Прощание с Дербервилем, или Необъяснимые поступки | страница 74



— Да, — сказал Геннадий Матвеевич, — лет сорок тому назад я это слово употреблял и думал, что становлюсь от этого умнее.

Он, конечно, неправильно рассуждал: если ты говоришь «сентенциозно», то сразу видно, что ты не дурак и человек начитанный. Но спорить я не стал.

— Между прочим, — сказал я, — в умственном отношении очень хорошо заниматься коллекционированием марок.

— Бесспорно, — сказал Геннадий Матвеевич. — А как насчет музыки? Музыкой ты увлекаешься?

— Еще бы, — сказал я, — музыка врачует душу! Между прочим, я не только музыкой интересуюсь. Коллекционирование марок тоже хорошее хобби.
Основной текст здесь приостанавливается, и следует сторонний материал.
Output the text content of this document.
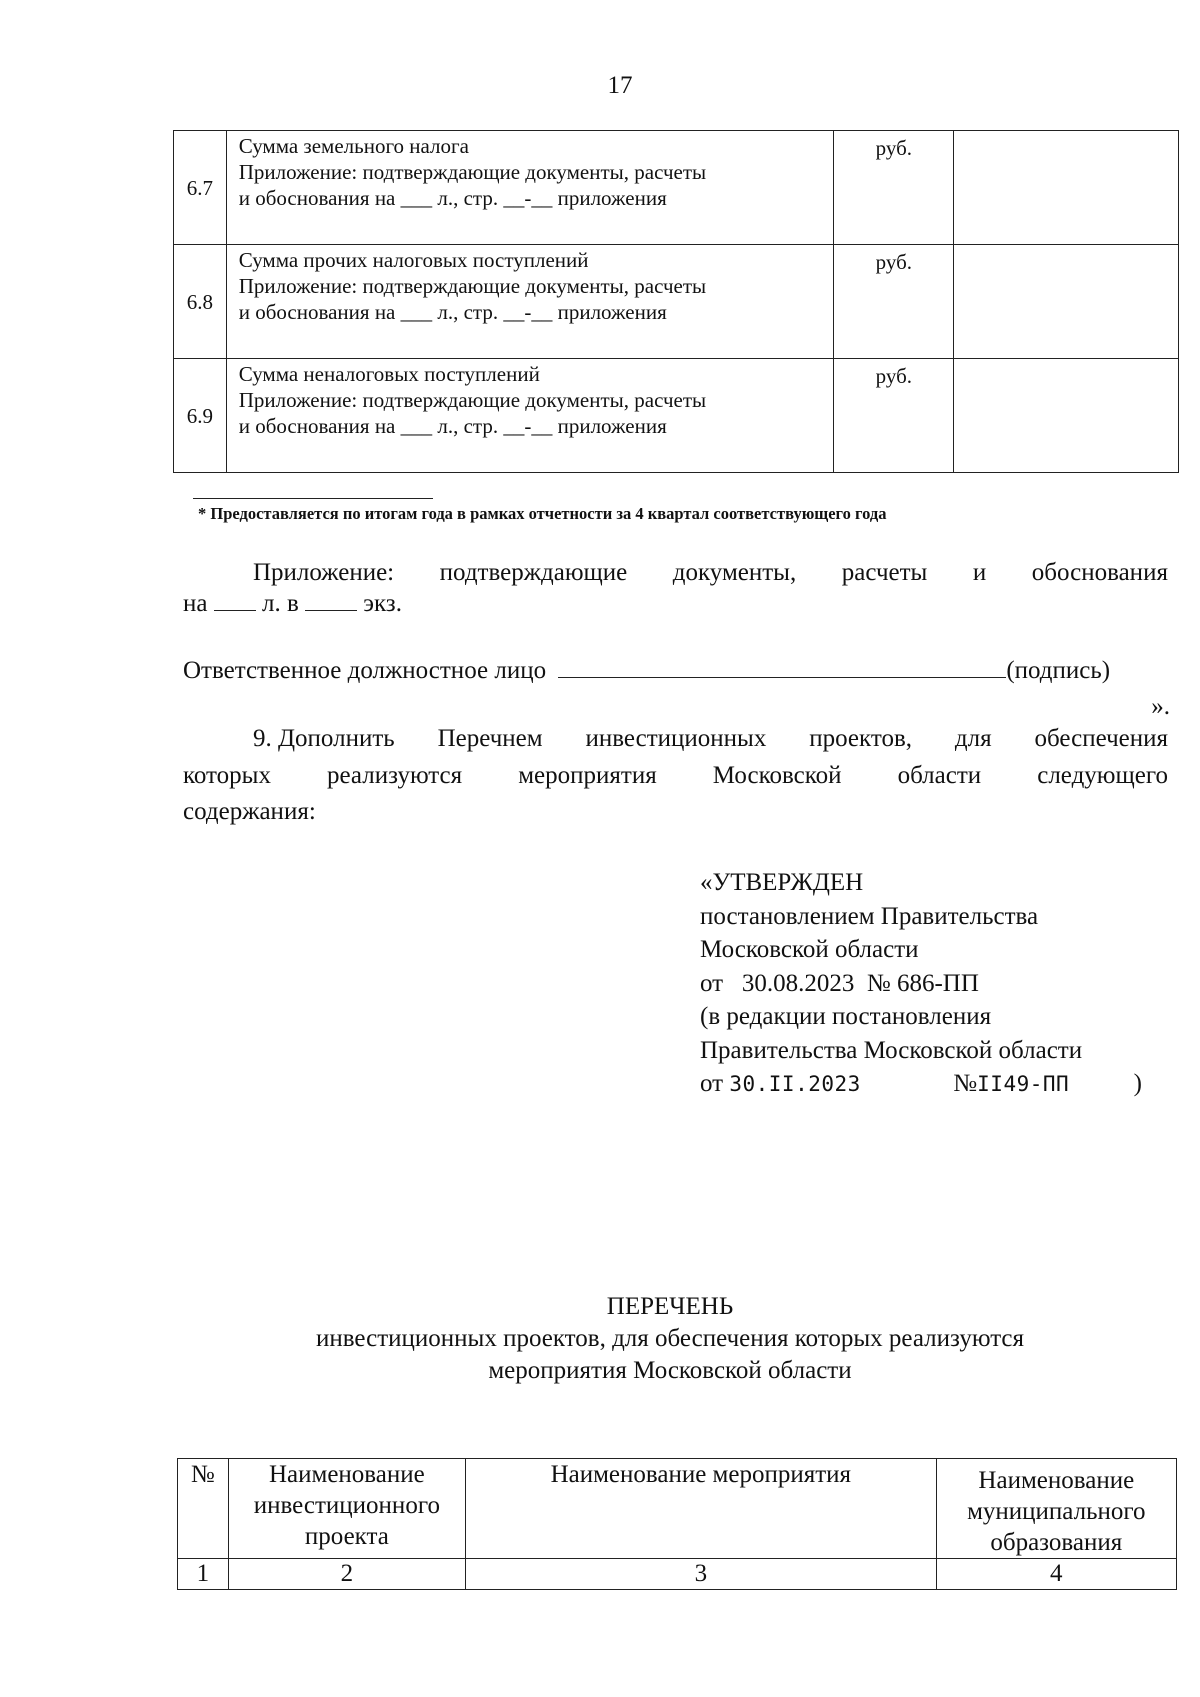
17
6.7	Сумма земельного налога
Приложение: подтверждающие документы, расчеты
и обоснования на ___ л., стр. __-__ приложения	руб.	
6.8	Сумма прочих налоговых поступлений
Приложение: подтверждающие документы, расчеты
и обоснования на ___ л., стр. __-__ приложения	руб.	
6.9	Сумма неналоговых поступлений
Приложение: подтверждающие документы, расчеты
и обоснования на ___ л., стр. __-__ приложения	руб.	
* Предоставляется по итогам года в рамках отчетности за 4 квартал соответствующего года
Приложение: подтверждающие документы, расчеты и обоснования
на л. в	экз.
Ответственное должностное лицо	(подпись)
».
9. Дополнить Перечнем инвестиционных проектов, для обеспечения
которых реализуются мероприятия Московской области следующего
содержания:
«УТВЕРЖДЕН
постановлением Правительства
Московской области
от 30.08.2023 № 686-ПП
(в редакции постановления
Правительства Московской области
от 30.II.2023	№II49-ПП	)
ПЕРЕЧЕНЬ
инвестиционных проектов, для обеспечения которых реализуются
мероприятия Московской области
№	Наименование инвестиционного проекта	Наименование мероприятия	Наименование муниципального образования
1	2	3	4
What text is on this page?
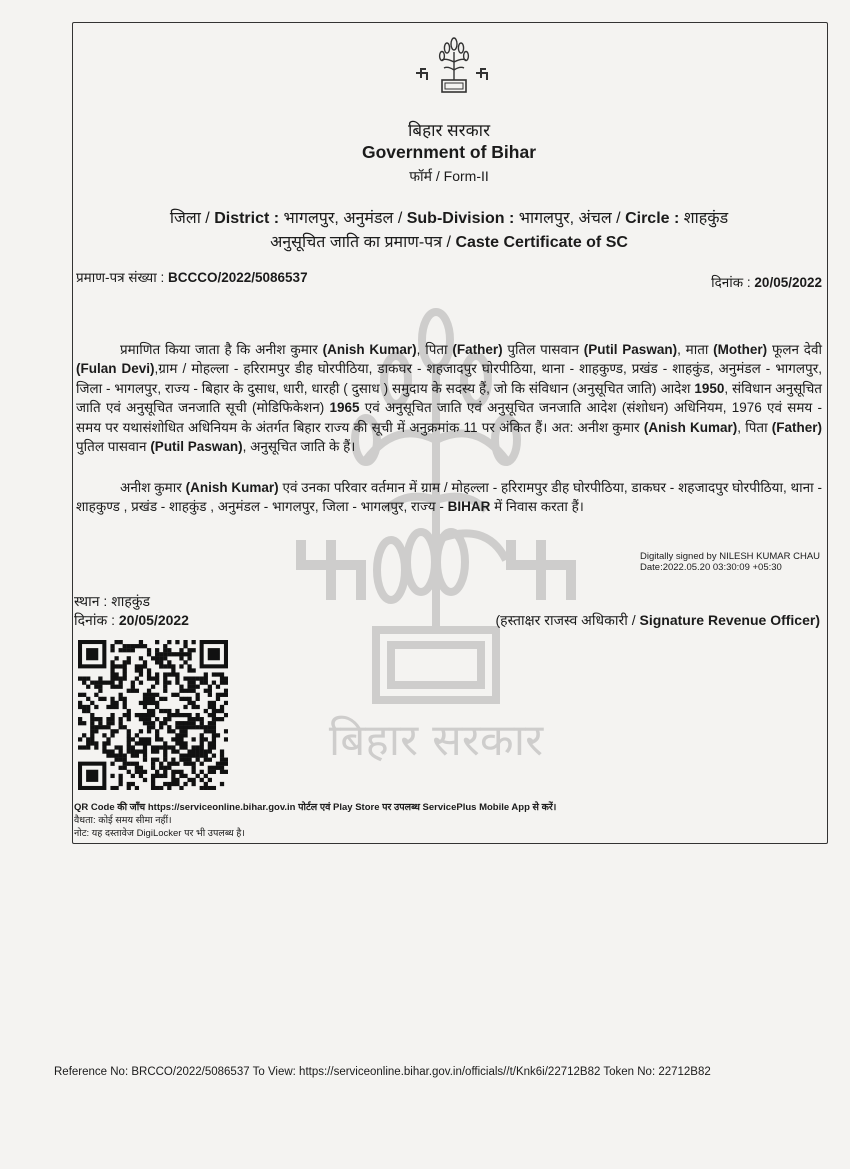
बिहार सरकार
बिहार सरकार
Government of Bihar
फॉर्म / Form-II
जिला / District : भागलपुर, अनुमंडल / Sub-Division : भागलपुर, अंचल / Circle : शाहकुंड
अनुसूचित जाति का प्रमाण-पत्र / Caste Certificate of SC
प्रमाण-पत्र संख्या : BCCCO/2022/5086537	दिनांक : 20/05/2022
प्रमाणित किया जाता है कि अनीश कुमार (Anish Kumar), पिता (Father) पुतिल पासवान (Putil Paswan), माता (Mother) फूलन देवी (Fulan Devi),ग्राम / मोहल्ला - हरिरामपुर डीह घोरपीठिया, डाकघर - शहजादपुर घोरपीठिया, थाना - शाहकुण्ड, प्रखंड - शाहकुंड, अनुमंडल - भागलपुर, जिला - भागलपुर, राज्य - बिहार के दुसाध, धारी, धारही ( दुसाध ) समुदाय के सदस्य हैं, जो कि संविधान (अनुसूचित जाति) आदेश 1950, संविधान अनुसूचित जाति एवं अनुसूचित जनजाति सूची (मोडिफिकेशन) 1965 एवं अनुसूचित जाति एवं अनुसूचित जनजाति आदेश (संशोधन) अधिनियम, 1976 एवं समय - समय पर यथासंशोधित अधिनियम के अंतर्गत बिहार राज्य की सूची में अनुक्रमांक 11 पर अंकित हैं। अत: अनीश कुमार (Anish Kumar), पिता (Father) पुतिल पासवान (Putil Paswan), अनुसूचित जाति के हैं।
अनीश कुमार (Anish Kumar) एवं उनका परिवार वर्तमान में ग्राम / मोहल्ला - हरिरामपुर डीह घोरपीठिया, डाकघर - शहजादपुर घोरपीठिया, थाना - शाहकुण्ड , प्रखंड - शाहकुंड , अनुमंडल - भागलपुर, जिला - भागलपुर, राज्य - BIHAR में निवास करता हैं।
Digitally signed by NILESH KUMAR CHAU
Date:2022.05.20 03:30:09 +05:30
स्थान : शाहकुंड
दिनांक : 20/05/2022	(हस्ताक्षर राजस्व अधिकारी / Signature Revenue Officer)
QR Code की जाँच https://serviceonline.bihar.gov.in पोर्टल एवं Play Store पर उपलब्ध ServicePlus Mobile App से करें।
वैधता: कोई समय सीमा नहीं।
नोट: यह दस्तावेज DigiLocker पर भी उपलब्ध है।
Reference No: BRCCO/2022/5086537 To View: https://serviceonline.bihar.gov.in/officials//t/Knk6i/22712B82 Token No: 22712B82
Но о марках Геннадий Матвеевич как бы не слышал: поставил на стол какой-то допотопный проигрыватель, пластиночку установил — не стереофоническую, не долгоиграющую, а тоже допотопную. Но все получилось: пластинка завертелась, музыка зазвучала.

— «Розамундочка»! — закричал я. — Вы тоже это любите?

Я скромненько, одной кистью, подирижировал, потом посидел в задумчивости.

— Что делает! — сказал я.

Геннадий Матвеевич согласился, кивнул.

— Так ты, значит, в самом деле интересуешься музыкой, — сказал он, когда Шуберт умолк. — Что ж, перейдем к маркам. Ты так наивно, по своему обыкновению, намекал. Но я таких намеков не понимаю — имей это в виду.

Коллекция находилась в тумбе письменного стола. Она была удивительной! В образцовом состоянии.

— Виталий, — сказал Геннадий Матвеевич, — этой коллекции больше сорока лет. Это единственное, что мне в жизни удалось довести до конца. Но не будем хныкать: другим и этого не удается.

Мы поговорили о марках. Геннадий Матвеевич понял, что я не профан. Я листал кляссеры, как полагается: не цапал, не дряпал, не пожирал глазами, а любовался радостно и хорошо понимал, в честь чего это на улице сегодня праздник справлялся. Это был праздник филателии! И голос Геннадия Матвеевича был украшением этого праздника — как он озорничал, как обещал еще новое веселье! Но и вникнуть в то, что этот голос произносил, тоже было интересно.

— Почему, Виталий, я тебя выделил из всех ребят? Вот загадка. И Зиночка тоже тебя выделила. Почему?

Я знал почему, но не стал объяснять. Люди тянутся ко мне, им нравится со мной общаться и одаривать меня — я это давно заметил.

— Ты не представляешь, Виталий, какой сегодня день. Знаменательный для меня день, торжественный. С юности я мечтал поставить «Ревизора» — и вот осуществилось. Пусть теперь, когда я на пенсии. Раньше никак нельзя было: я играл добрых королей и других симпатичных людей, которых понимал и которым сочувствовал. Но меня не все понимали. Люди, от которых это зависело, не могли поверить, что я могу потянуть «Ревизора». Но все-таки осуществилось! И вот цветы. Никогда, Виталий, никогда ничто не сбывается так, как мы себе это представляем. Вот и все, я сказал свой монолог. Я привел тебя, чтобы был слушатель. Руководствуясь наивной хитростью. Но сейчас мы все поправим: сделаем вид, что я привел тебя в этот дом, чтобы подарить тебе… Ну, скажем, три редкие марки.